Deprem sonrası ön plana çıkan psikolog ve psikiyatristlerin uğraşmak zorunda kaldıkları en büyük sorun da aslında ölüm kaygısından başka bir şey değil. Tabii, pozitivist birer bilimin mensubu olan psikolog ve psikiyatristlerin, metafizik boyutu baskın olan ölüm kaygısını ve buna bağlı diğer psikolojik sorunları ne derece kavrayıp çözüm getirebileceği oldukça şüpheli. Ölüm gerçeğine verecek tek bir anlamlı cevapları olmayan hayat uzmanlarının ürettiği çözümler haliyle yetersiz kalmakta.

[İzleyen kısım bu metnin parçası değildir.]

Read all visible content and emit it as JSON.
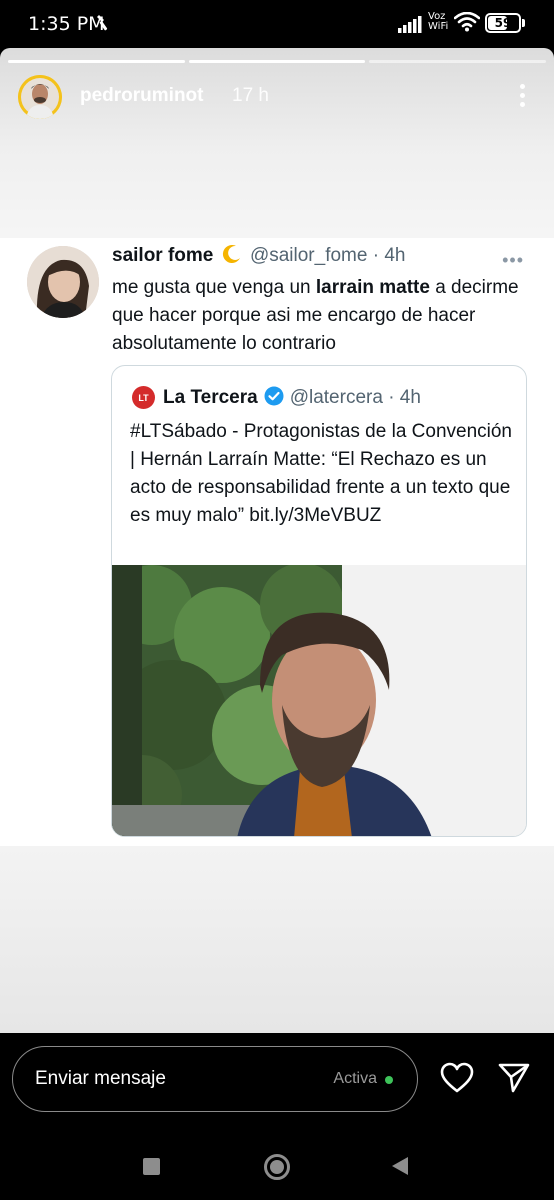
{
  "status_bar": {
    "time": "1:35 PM",
    "vowifi_line1": "Voz",
    "vowifi_line2": "WiFi",
    "battery": "59"
  },
  "story": {
    "username": "pedroruminot",
    "time_ago": "17 h",
    "progress_segments": 3,
    "progress_done": 2
  },
  "tweet": {
    "author_name": "sailor fome",
    "author_handle": "@sailor_fome · 4h",
    "text_before": "me gusta que venga un ",
    "text_bold": "larrain matte",
    "text_after": " a decirme que hacer porque asi me encargo de hacer absolutamente lo contrario",
    "more": "•••",
    "quote": {
      "logo": "LT",
      "author_name": "La Tercera",
      "author_handle": "@latercera · 4h",
      "text": "#LTSábado - Protagonistas de la Convención | Hernán Larraín Matte: “El Rechazo es un acto de responsabilidad frente a un texto que es muy malo” bit.ly/3MeVBUZ"
    }
  },
  "reply": {
    "placeholder": "Enviar mensaje",
    "status": "Activa"
  },
  "colors": {
    "accent_green": "#3ec35a",
    "verified_blue": "#1d9bf0",
    "logo_red": "#d42b2b"
  }
}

Ölüm kaygısını gerçekçi temele dayalı ve ölçülü bir ölüm korkusuna dönüştürecek iman esaslı bir güvenlik anlayışı tesis edilmedikçe alınacak psikolojik yardımın, kabuksuz kalan kaplumbağa'nın bir müddet için kabuklu olduğuna inanmasını sağlamaktan öte bir yarar sağlayamayacağı söylenebilir.

Ölümü anlamlı kılmaya dönük iman odaklı her eylem ölüm karşısındaki duygulanımı kaygıdan korkuya çevirecek daha sonra da bu korkuyu ölçülü bir hale getirecektir. Tarih boyunca iman hariç hiçbir şey insana gerçek "güvende olma" duygusunu verememiştir. İmandan başka her "kabuk" yerle bir olan güvenli şehirler mitinde olduğu gibi gün gelmiş kırılmış, insanı "kabuksuz kalan bir kaplumbağa" misali çırılçıplak ve acziyet içinde bırakıvermiştir. Umulur ki, 17 Ağustos depremi birçok insanın, kırılan kabuklarından çıkarak gerçek emniyet duygusuna kavuşmasına, burçları salih amellerden oluşan iman kalesine girmesine vesile olur.